На другой год Чижик положил глаз на Бебу Ромеро, но она дала ему отставку, тогда он перекинулся на Тулу Рамирес — и тут осечка, тогда взялся за Японочку Сальдивар и — не промахнулся. С третьего захода, смеялся Чижик, — повезло.
Мы это дело обмыли в маленьком баре «Самбо» на площади Сан-Мартин.
Веселились все, а Куэльяр забьется в угол, сидит поникший и молча пьет пиво. Не кисни, Фитя, теперь твой черед. Ему надо выбрать девочку и «на крючок», ну а они подстрахуют, словом, помогут, и девочки — тоже. Да, да, он это сделает — «капитан» за «капитаном», и вдруг, ни с того ни с сего, встал из-за стола — чао, ему пора, сегодня хочет лечь пораньше. Останься еще чуть, он бы заплакал, сказал Маньуко, а Большой — еле-еле сдержался, и Чижик — не заплакал — завелся бы, как в тот раз, и Лало — ему надо помочь, нет, серьезно, надо подобрать девчонку, ну хоть какую, хоть страшненькую, и все у него образуется. Да, они помогут, он хороший парень, иногда, конечно, вредный, чумовой, но на его месте любой… каждому ясно, жалко Куэльяра, ему все простительно, его все любят, выпьем за него, давай, Фитюлик, за тебя!

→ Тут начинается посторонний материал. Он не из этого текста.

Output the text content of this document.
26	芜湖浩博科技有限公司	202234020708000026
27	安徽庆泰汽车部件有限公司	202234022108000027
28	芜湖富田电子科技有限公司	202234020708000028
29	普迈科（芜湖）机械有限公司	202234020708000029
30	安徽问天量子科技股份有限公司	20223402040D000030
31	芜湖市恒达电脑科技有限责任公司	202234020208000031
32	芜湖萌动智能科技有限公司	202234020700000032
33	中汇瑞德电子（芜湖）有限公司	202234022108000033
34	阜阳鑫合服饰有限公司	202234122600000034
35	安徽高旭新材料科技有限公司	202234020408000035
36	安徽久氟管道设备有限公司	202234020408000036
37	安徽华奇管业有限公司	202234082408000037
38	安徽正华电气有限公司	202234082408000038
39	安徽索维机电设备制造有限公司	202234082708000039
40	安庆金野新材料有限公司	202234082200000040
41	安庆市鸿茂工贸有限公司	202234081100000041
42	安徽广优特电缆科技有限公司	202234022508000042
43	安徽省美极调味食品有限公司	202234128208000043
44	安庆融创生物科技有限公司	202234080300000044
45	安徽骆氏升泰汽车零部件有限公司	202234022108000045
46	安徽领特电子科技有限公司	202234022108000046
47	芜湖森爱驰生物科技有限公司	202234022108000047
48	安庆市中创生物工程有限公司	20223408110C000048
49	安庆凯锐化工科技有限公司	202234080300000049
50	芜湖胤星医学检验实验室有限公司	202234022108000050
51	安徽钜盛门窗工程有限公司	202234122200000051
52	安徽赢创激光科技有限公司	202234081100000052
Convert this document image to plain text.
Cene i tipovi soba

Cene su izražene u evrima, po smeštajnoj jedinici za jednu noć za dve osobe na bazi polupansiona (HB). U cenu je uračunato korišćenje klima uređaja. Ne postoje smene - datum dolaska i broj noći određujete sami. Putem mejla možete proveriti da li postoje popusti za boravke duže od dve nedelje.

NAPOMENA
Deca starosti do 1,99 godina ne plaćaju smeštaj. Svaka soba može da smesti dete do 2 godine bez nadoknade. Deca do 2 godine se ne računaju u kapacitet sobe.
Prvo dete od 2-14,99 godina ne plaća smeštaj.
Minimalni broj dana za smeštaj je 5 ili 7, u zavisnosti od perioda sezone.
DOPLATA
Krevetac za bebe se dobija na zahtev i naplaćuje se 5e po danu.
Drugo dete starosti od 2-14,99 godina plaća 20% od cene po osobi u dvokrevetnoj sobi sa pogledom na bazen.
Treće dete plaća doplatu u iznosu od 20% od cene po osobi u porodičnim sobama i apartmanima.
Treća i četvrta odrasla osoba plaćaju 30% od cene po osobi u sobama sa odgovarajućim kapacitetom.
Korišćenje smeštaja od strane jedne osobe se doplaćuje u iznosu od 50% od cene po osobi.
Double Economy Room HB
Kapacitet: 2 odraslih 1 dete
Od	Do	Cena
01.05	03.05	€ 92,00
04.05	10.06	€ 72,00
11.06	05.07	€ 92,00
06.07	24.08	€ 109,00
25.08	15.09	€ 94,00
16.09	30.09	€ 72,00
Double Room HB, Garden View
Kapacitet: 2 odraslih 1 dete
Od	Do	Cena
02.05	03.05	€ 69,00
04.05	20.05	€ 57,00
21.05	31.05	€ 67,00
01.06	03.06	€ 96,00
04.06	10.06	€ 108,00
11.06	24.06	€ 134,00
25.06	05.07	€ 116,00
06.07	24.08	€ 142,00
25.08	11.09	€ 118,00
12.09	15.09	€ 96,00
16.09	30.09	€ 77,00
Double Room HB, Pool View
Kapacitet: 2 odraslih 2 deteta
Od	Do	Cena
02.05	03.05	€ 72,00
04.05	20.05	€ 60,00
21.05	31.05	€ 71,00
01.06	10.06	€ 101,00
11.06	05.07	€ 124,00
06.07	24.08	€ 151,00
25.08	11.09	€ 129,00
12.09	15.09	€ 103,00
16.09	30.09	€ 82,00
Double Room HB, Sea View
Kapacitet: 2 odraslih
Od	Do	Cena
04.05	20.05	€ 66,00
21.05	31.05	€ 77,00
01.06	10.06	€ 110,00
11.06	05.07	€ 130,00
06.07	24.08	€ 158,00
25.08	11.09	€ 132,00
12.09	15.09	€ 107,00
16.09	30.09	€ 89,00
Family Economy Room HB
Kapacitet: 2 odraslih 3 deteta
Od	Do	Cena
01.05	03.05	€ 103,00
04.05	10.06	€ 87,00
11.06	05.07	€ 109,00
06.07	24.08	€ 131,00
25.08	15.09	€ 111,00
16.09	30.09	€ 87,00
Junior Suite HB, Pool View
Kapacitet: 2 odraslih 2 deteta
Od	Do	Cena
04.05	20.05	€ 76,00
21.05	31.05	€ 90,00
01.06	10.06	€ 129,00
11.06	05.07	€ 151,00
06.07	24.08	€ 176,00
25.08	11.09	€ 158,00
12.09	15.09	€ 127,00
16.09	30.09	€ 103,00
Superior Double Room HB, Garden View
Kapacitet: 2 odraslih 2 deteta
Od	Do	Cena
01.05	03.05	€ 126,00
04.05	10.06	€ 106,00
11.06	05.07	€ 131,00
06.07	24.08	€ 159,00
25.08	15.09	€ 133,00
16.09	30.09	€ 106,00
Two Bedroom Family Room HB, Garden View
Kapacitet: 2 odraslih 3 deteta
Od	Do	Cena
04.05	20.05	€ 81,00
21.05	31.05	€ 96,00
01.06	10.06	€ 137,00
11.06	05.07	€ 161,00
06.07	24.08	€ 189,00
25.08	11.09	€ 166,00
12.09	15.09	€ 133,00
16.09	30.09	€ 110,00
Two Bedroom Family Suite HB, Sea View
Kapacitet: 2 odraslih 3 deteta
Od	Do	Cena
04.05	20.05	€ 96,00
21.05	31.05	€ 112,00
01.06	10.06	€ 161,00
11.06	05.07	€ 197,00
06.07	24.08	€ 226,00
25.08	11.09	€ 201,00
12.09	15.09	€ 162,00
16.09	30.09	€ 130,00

С той поры Куэльяр ходил в кино один и по воскресеньям, и в праздники (мы видели, как он, сидя в последнем ряду, зажигал сигарету за сигаретой, чтобы разглядеть в темноте влюбленные парочки), а с ребятами встречался только по вечерам в бильярдной, или в «Брансе», или в «Cream Rica». Лицо мрачное — ну как повеселились в воскресенье? — голос едкий. Лично он — прекрасно, а уж они, надо думать, лучше нельзя?
Но к лету Куэльяр вроде успокоился, отошел, мы вместе ездили на пляж — только не в Мирафлорес, а за город, к «Подкове» — на машине, которую старики подарили ему на Рождество. Раскатываясь без глушителя на этом «форде»-кабриолете, Куэльяр пугал всех пешеходов — не признавал никаких светофоров, летел на огромной скорости и, надо не надо, жал на кнопку сигнала.